Ce la si prende sempre con il modo che ha la politica di insinuarsi in ogni ambito. Più andiamo avanti più ci rendiamo conto che le nostre azioni, i nostri pensieri, i nostri passi devono avere per forza qualcosa di politico, altrimenti rimangono sterili, fermi, chiusi. Avere una connotazione politica significa essere consapevoli che quello che siamo e facciamo va oltre a noi e dà un significato al tempo e al momento che viviamo, irradia la contemporaneità e ci rende proprio per questo contemporanei, figli del nostro tempo. Allo stesso modo attribuire agli eventi un connotato esagerato, ricercare un significato oltre a quello che semplicemente rappresentano risulta eccessivo, risulta stonato. Politicizzare ogni evento in modo fine a sé stesso lo rovina invece di dargli un senso. Le dietrologie legate alla politica non fanno mai bene.
Quest’anno i concorrenti, e soprattutto i vincitori, se le sono un po’ scrollate dalle spalle tutte queste ricerche esasperate di significato per lasciare sul palco l’unica cosa che davvero conta in un contesto del genere: la bravura e il talento. Ha vinto la canzone, ha vinto il talento di Mahmood e Blanco, due giovani interpreti. Come ha detto Gino Castaldo “Un uomo ha cantato a un altro uomo. Non era mai successo ed è bello che sia accaduto”. È vero, è bello. Ma è ancora più bello non guardare a quello. Davanti al talento nulla conta, le battaglie, le condizioni, chi si è, tutto svanisce.

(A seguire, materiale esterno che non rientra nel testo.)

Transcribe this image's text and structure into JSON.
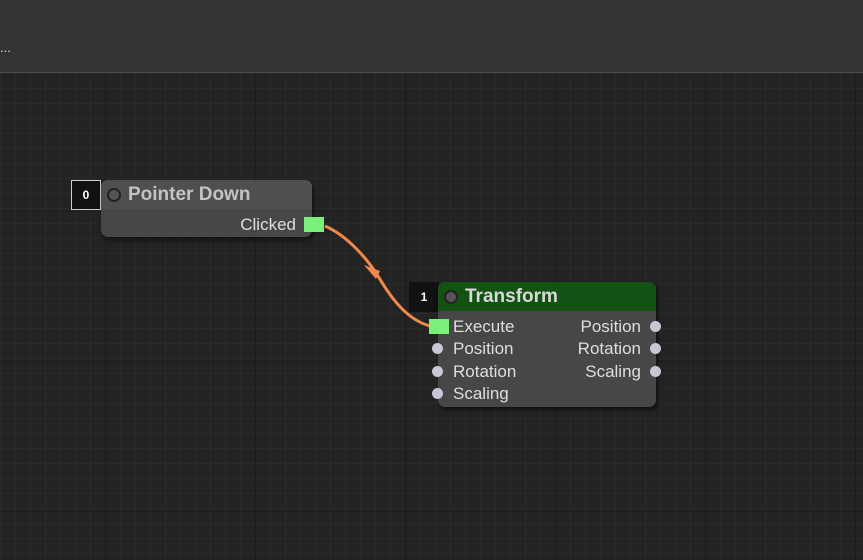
{
  "toolbar": {
    "overflow_text": "..."
  },
  "colors": {
    "canvas_bg": "#232323",
    "node_body": "#474747",
    "transform_header": "#145214",
    "pointer_header": "#4f4f4f",
    "execute_slot": "#7af07a",
    "link": "#f08a4b",
    "data_slot": "#c7c7d6"
  },
  "nodes": {
    "pointer_down": {
      "index": "0",
      "title": "Pointer Down",
      "outputs": [
        "Clicked"
      ]
    },
    "transform": {
      "index": "1",
      "title": "Transform",
      "inputs": [
        "Execute",
        "Position",
        "Rotation",
        "Scaling"
      ],
      "outputs": [
        "Position",
        "Rotation",
        "Scaling"
      ]
    }
  },
  "links": [
    {
      "from": "Pointer Down.Clicked",
      "to": "Transform.Execute"
    }
  ]
}
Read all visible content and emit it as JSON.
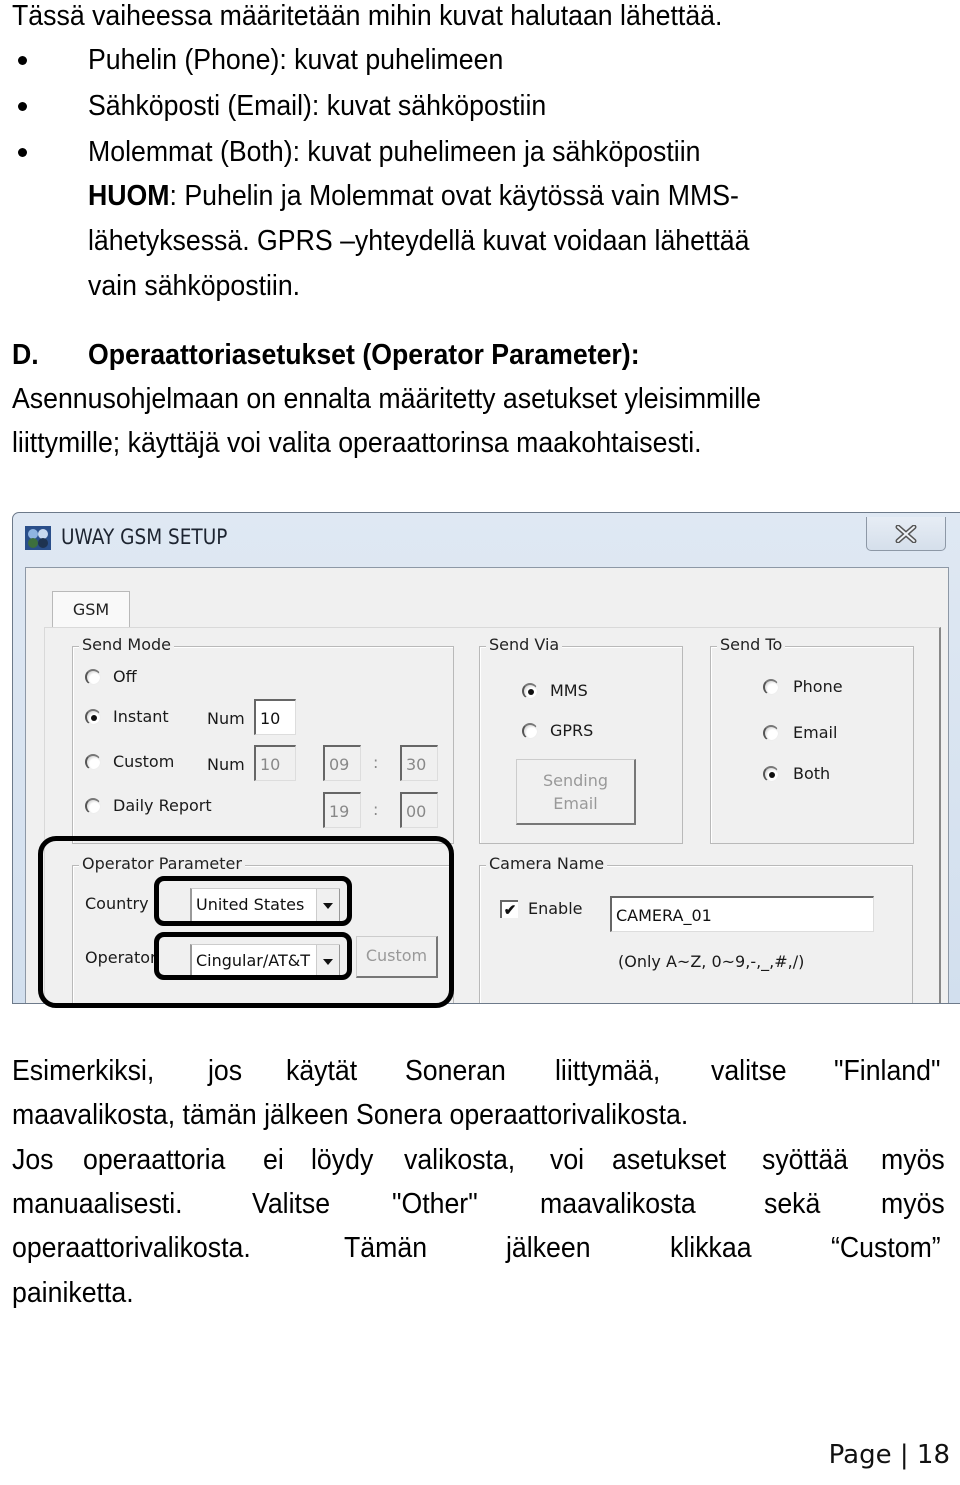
{
  "intro": {
    "line": "Tässä vaiheessa määritetään mihin kuvat halutaan lähettää.",
    "bullets": [
      "Puhelin (Phone): kuvat puhelimeen",
      "Sähköposti (Email): kuvat sähköpostiin",
      "Molemmat (Both): kuvat puhelimeen ja sähköpostiin"
    ],
    "note_bold": "HUOM",
    "note_rest": ": Puhelin ja Molemmat ovat käytössä vain MMS-",
    "note_line2": "lähetyksessä. GPRS –yhteydellä kuvat voidaan lähettää",
    "note_line3": "vain sähköpostiin."
  },
  "section_d": {
    "letter": "D.",
    "heading": "Operaattoriasetukset (Operator Parameter):",
    "line1": "Asennusohjelmaan on ennalta määritetty asetukset yleisimmille",
    "line2": "liittymille; käyttäjä voi valita operaattorinsa maakohtaisesti."
  },
  "window": {
    "title": "UWAY GSM SETUP",
    "close_icon": "close-icon",
    "tab": "GSM",
    "send_mode": {
      "label": "Send Mode",
      "options": [
        "Off",
        "Instant",
        "Custom",
        "Daily Report"
      ],
      "selected": "Instant",
      "num_label": "Num",
      "instant_num": "10",
      "custom_num": "10",
      "custom_hour": "09",
      "custom_min": "30",
      "daily_hour": "19",
      "daily_min": "00",
      "colon": ":"
    },
    "send_via": {
      "label": "Send Via",
      "options": [
        "MMS",
        "GPRS"
      ],
      "selected": "MMS",
      "button_line1": "Sending",
      "button_line2": "Email"
    },
    "send_to": {
      "label": "Send To",
      "options": [
        "Phone",
        "Email",
        "Both"
      ],
      "selected": "Both"
    },
    "operator_parameter": {
      "label": "Operator Parameter",
      "country_label": "Country",
      "country_value": "United States",
      "operator_label": "Operator",
      "operator_value": "Cingular/AT&T",
      "custom_button": "Custom"
    },
    "camera_name": {
      "label": "Camera Name",
      "enable_label": "Enable",
      "enabled": true,
      "value": "CAMERA_01",
      "hint": "(Only A~Z, 0~9,-,_,#,/)"
    }
  },
  "outro": {
    "lines": [
      [
        "Esimerkiksi,",
        "jos",
        "käytät",
        "Soneran",
        "liittymää,",
        "valitse",
        "\"Finland\""
      ],
      [
        "maavalikosta, tämän jälkeen Sonera operaattorivalikosta."
      ],
      [
        "Jos",
        "operaattoria",
        "ei",
        "löydy",
        "valikosta,",
        "voi",
        "asetukset",
        "syöttää",
        "myös"
      ],
      [
        "manuaalisesti.",
        "Valitse",
        "\"Other\"",
        "maavalikosta",
        "sekä",
        "myös"
      ],
      [
        "operaattorivalikosta.",
        "Tämän",
        "jälkeen",
        "klikkaa",
        "“Custom”"
      ],
      [
        "painiketta."
      ]
    ]
  },
  "footer": {
    "page_label": "Page",
    "separator": "|",
    "page_number": "18"
  }
}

Nessuno dimentica che siamo nel 2022, in un paese come l’Italia, che ha alle spalle recenti vittorie, ma altrettante sconfitte in campo di politica e di umanità. Nessuno dimentica l’urgenza che sente di gridare al mondo che l’Italia è questo, un palco dove gli uomini sono amici, dove i vecchi modelli sono un ricordo e l’uguaglianza è davvero possibile. Ma il modo migliore per farlo è proprio dimenticarsi di tutto questo. Ha vinto la canzone, come deve essere in un festival di musica. Ha vinto il talento di questi ragazzi, sul palco non c’era altro che quello. Tutte le dietrologie scompaiono e rimane solo la bravura. Vince questo.
Un’altra novità di quest’anno è stata il Fantasanremo, una competizione parallela partita da un bar marchigiano che, seguendo il meccanismo del famoso Fantacalcio, ha riproposto il gioco adattandolo al Festival dei cantanti. Ha avuto una partecipazione incredibile, una cosa come 500 mila squadre partecipanti. La sfida prevedeva una serie di punti ottenibili oltre che dalla classifica anche da comportamenti e azioni degli stessi cantanti sul palco. Partecipare al gioco voleva dire mettersi tutti sullo stesso piano, spettatori e attori, essere sul palco tutti dalla stessa parte. Voleva dire prendere le parti, tifare, fare cose improponibili. Ma farlo insieme. Ha ragione quindi Amadeus ad essere contento della partecipazione dei giovani, è riuscito nell’intento di svecchiare un festival che da palco del passato è tornato ad essere palco dell’attuale, palco conteso, e a far vincere una musica nuova.